The number of U.S. banks peaked in 1921 at about 31,000 banks. The
year also produced the beginning of a period of rapid annual rates of
bank failure. In 1921 there were 505 failures. As shown in Figure 4,
during most of the next eight years failures remained between 500 and
1,000 per year. From 1930 through 1933 failure rates were in the
thousands.
The shift in banking failures in 1921 was precipitated by
widespread crop failures of that year. Farm problems were evident in
falling farm real estate values in corn- and cotton-producing regions.

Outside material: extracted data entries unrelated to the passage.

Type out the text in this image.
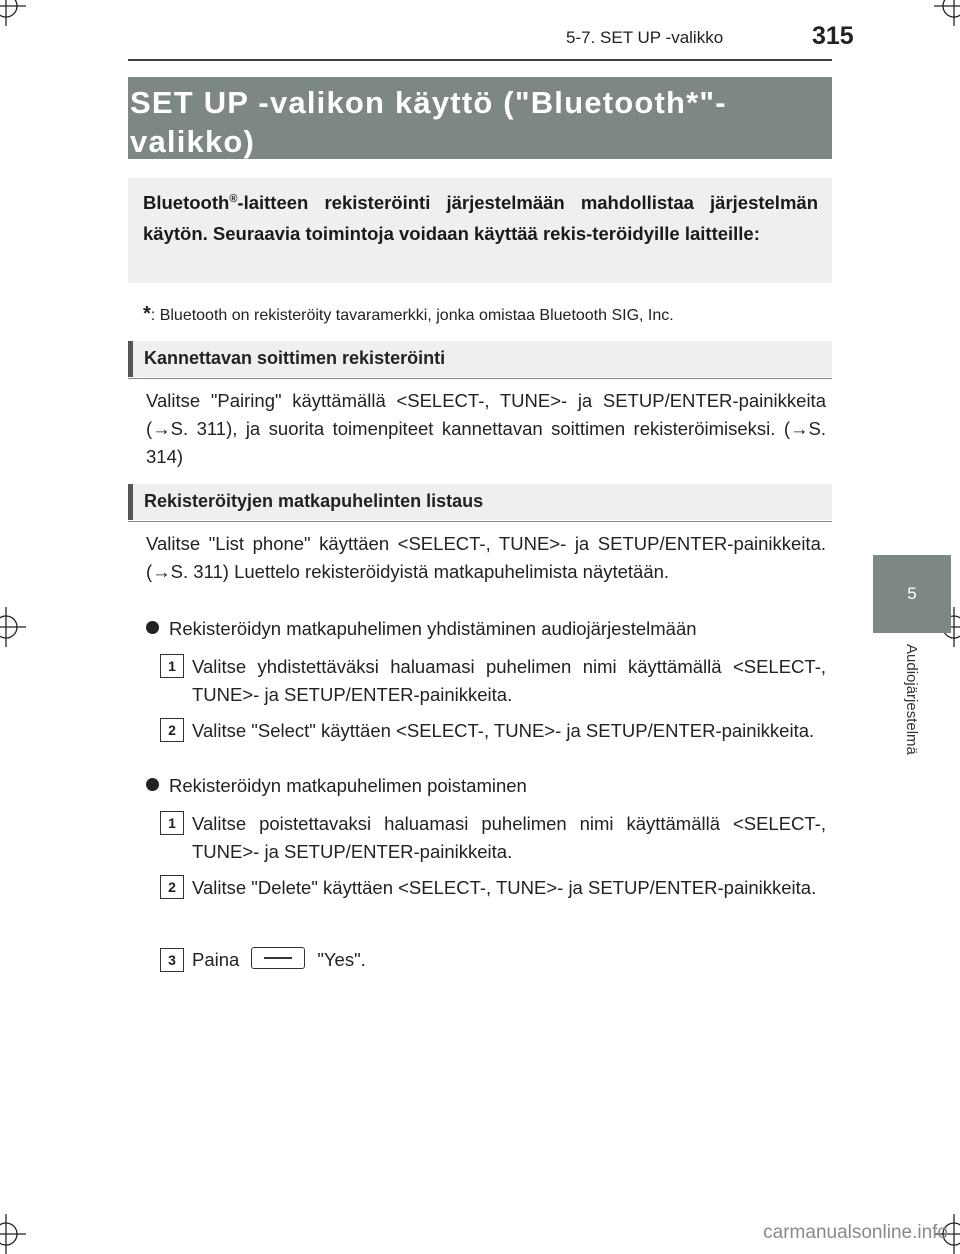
5-7. SET UP -valikko	315
5
Audiojärjestelmä
SET UP -valikon käyttö ("Bluetooth*"-valikko)
Bluetooth®-laitteen rekisteröinti järjestelmään mahdollistaa järjestelmän käytön. Seuraavia toimintoja voidaan käyttää rekis-teröidyille laitteille:
*: Bluetooth on rekisteröity tavaramerkki, jonka omistaa Bluetooth SIG, Inc.
Kannettavan soittimen rekisteröinti
Valitse "Pairing" käyttämällä <SELECT-, TUNE>- ja SETUP/ENTER-painikkeita (→S. 311), ja suorita toimenpiteet kannettavan soittimen rekisteröimiseksi. (→S. 314)
Rekisteröityjen matkapuhelinten listaus
Valitse "List phone" käyttäen <SELECT-, TUNE>- ja SETUP/ENTER-painikkeita. (→S. 311) Luettelo rekisteröidyistä matkapuhelimista näytetään.
Rekisteröidyn matkapuhelimen yhdistäminen audiojärjestelmään
1 Valitse yhdistettäväksi haluamasi puhelimen nimi käyttämällä <SELECT-, TUNE>- ja SETUP/ENTER-painikkeita.
2 Valitse "Select" käyttäen <SELECT-, TUNE>- ja SETUP/ENTER-painikkeita.
Rekisteröidyn matkapuhelimen poistaminen
1 Valitse poistettavaksi haluamasi puhelimen nimi käyttämällä <SELECT-, TUNE>- ja SETUP/ENTER-painikkeita.
2 Valitse "Delete" käyttäen <SELECT-, TUNE>- ja SETUP/ENTER-painikkeita.
3 Paina	"Yes".
carmanualsonline.info
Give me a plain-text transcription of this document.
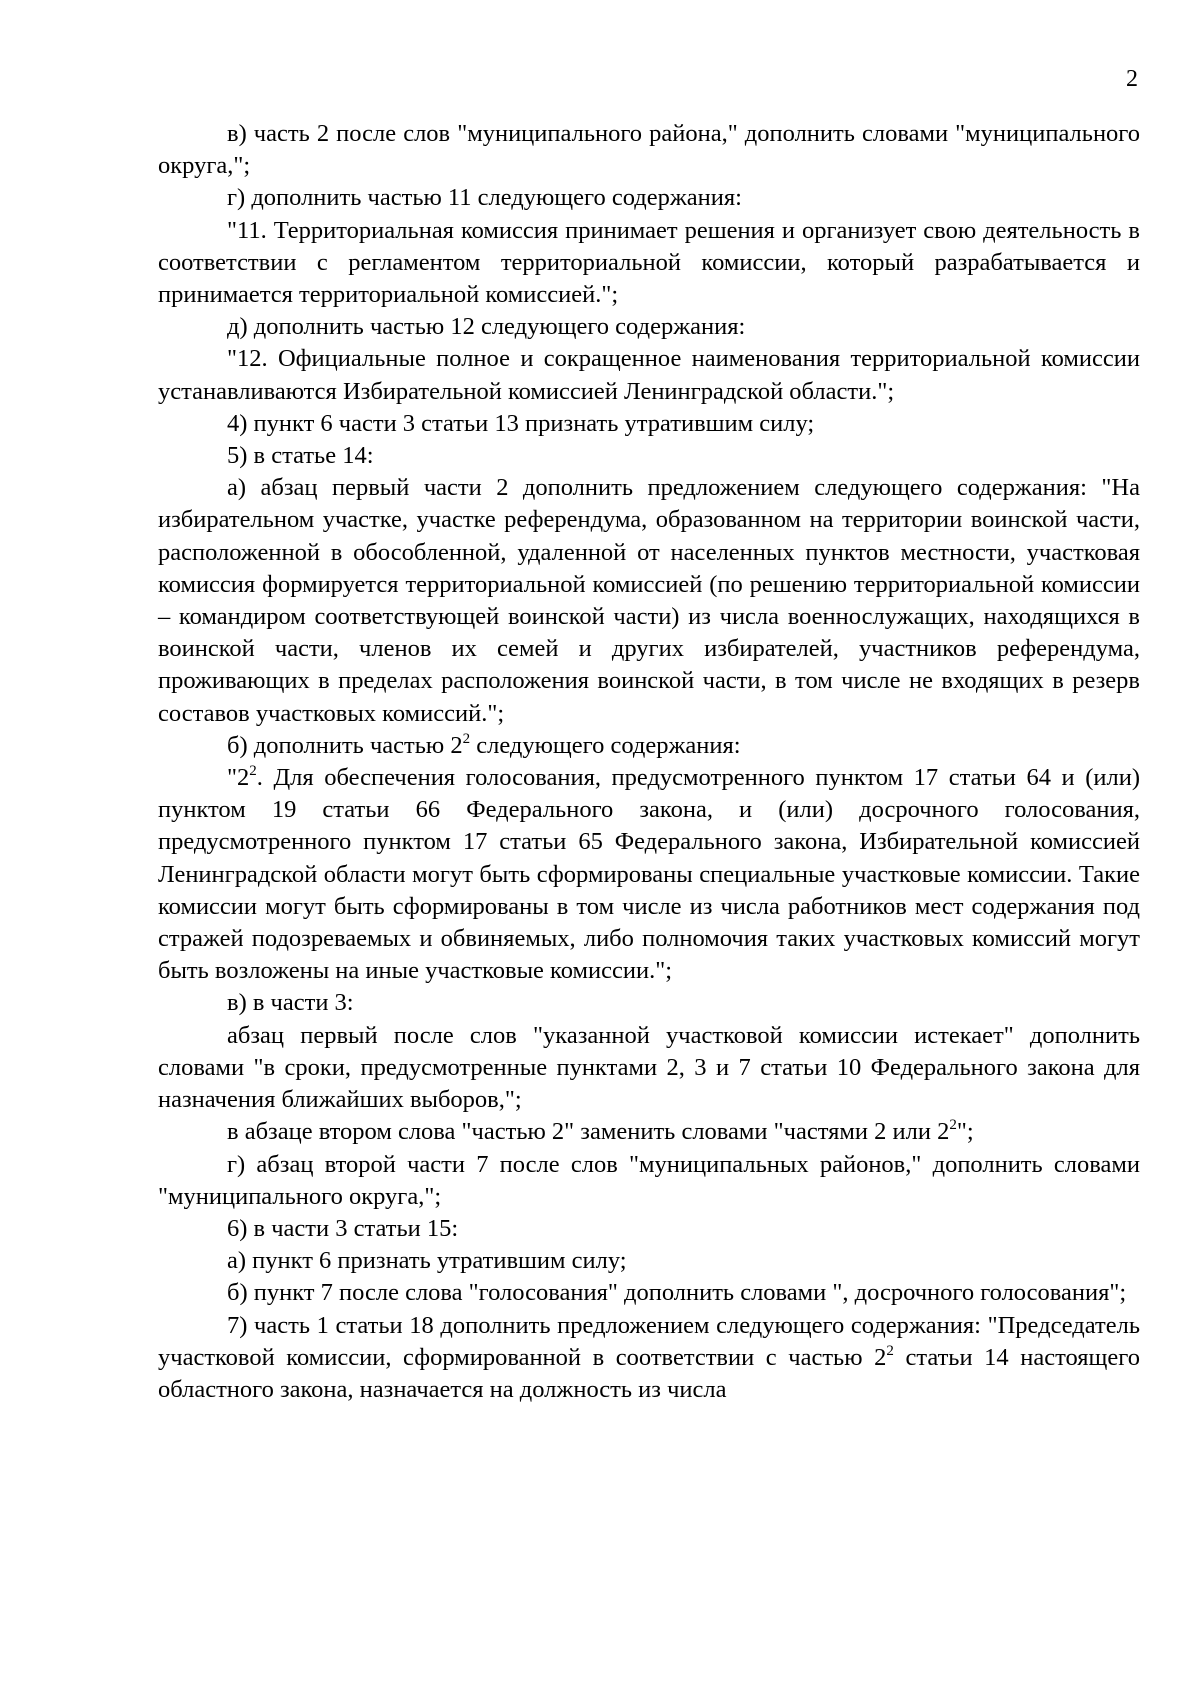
2

в) часть 2 после слов "муниципального района," дополнить словами "муниципального округа,";

г) дополнить частью 11 следующего содержания:

"11. Территориальная комиссия принимает решения и организует свою деятельность в соответствии с регламентом территориальной комиссии, который разрабатывается и принимается территориальной комиссией.";

д) дополнить частью 12 следующего содержания:

"12. Официальные полное и сокращенное наименования территориальной комиссии устанавливаются Избирательной комиссией Ленинградской области.";

4) пункт 6 части 3 статьи 13 признать утратившим силу;

5) в статье 14:

а) абзац первый части 2 дополнить предложением следующего содержания: "На избирательном участке, участке референдума, образованном на территории воинской части, расположенной в обособленной, удаленной от населенных пунктов местности, участковая комиссия формируется территориальной комиссией (по решению территориальной комиссии – командиром соответствующей воинской части) из числа военнослужащих, находящихся в воинской части, членов их семей и других избирателей, участников референдума, проживающих в пределах расположения воинской части, в том числе не входящих в резерв составов участковых комиссий.";

б) дополнить частью $2^2$ следующего содержания:

"$2^2$. Для обеспечения голосования, предусмотренного пунктом 17 статьи 64 и (или) пунктом 19 статьи 66 Федерального закона, и (или) досрочного голосования, предусмотренного пунктом 17 статьи 65 Федерального закона, Избирательной комиссией Ленинградской области могут быть сформированы специальные участковые комиссии. Такие комиссии могут быть сформированы в том числе из числа работников мест содержания под стражей подозреваемых и обвиняемых, либо полномочия таких участковых комиссий могут быть возложены на иные участковые комиссии.";

в) в части 3:

абзац первый после слов "указанной участковой комиссии истекает" дополнить словами "в сроки, предусмотренные пунктами 2, 3 и 7 статьи 10 Федерального закона для назначения ближайших выборов,";

в абзаце втором слова "частью 2" заменить словами "частями 2 или $2^2$";

г) абзац второй части 7 после слов "муниципальных районов," дополнить словами "муниципального округа,";

6) в части 3 статьи 15:

а) пункт 6 признать утратившим силу;

б) пункт 7 после слова "голосования" дополнить словами ", досрочного голосования";

7) часть 1 статьи 18 дополнить предложением следующего содержания: "Председатель участковой комиссии, сформированной в соответствии с частью $2^2$ статьи 14 настоящего областного закона, назначается на должность из числа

Real estate values fell each year from 1921 through 1930 (White 1984,
126). The bank failures of the 1920s were heaviest in states with the
most rapid growth prior to the 1920s (Wicker 1996, 7). Difficulties
suffered by farmers in the Midwest seem to have driven much of the
failure.
Between 1921 and 1930, half of all small banks in agricultural
regions failed. Larger banks, however, suffered much less. For example,
on average between 1926 and 1930, 74 percent of the smallest banks,
those with assets less than $150,000, had weak profits. Here, weak
profits are defined as return on equity of less than 6 percent. In
contrast, only 21 percent of those banks in the largest size category,
with assets greater than $50 million, produced profit rates averaging
below 6 percent between 1926 and 1930.
A regulatory shift may also account for the disappearance of some
small banks. In the early 1920s the Comptroller of the Currency, the
agency that regulates national banks, dropped its branching prohibitions
(Mengle 1990, 6). In turn, the number of bank branches grew from 1,400
to 3,500 between 1921 and 1930 (Calomiris and White 2000, 170). These
new branches would have brought fresh competition to banking markets,
and since branch banks probably had advantages in diversity and scale
over small unit banks, unit banks would have been imperiled. Therefore,
this liberalization of branching restrictions acted as a shock to small
bank profitability, occurring in the 1920s.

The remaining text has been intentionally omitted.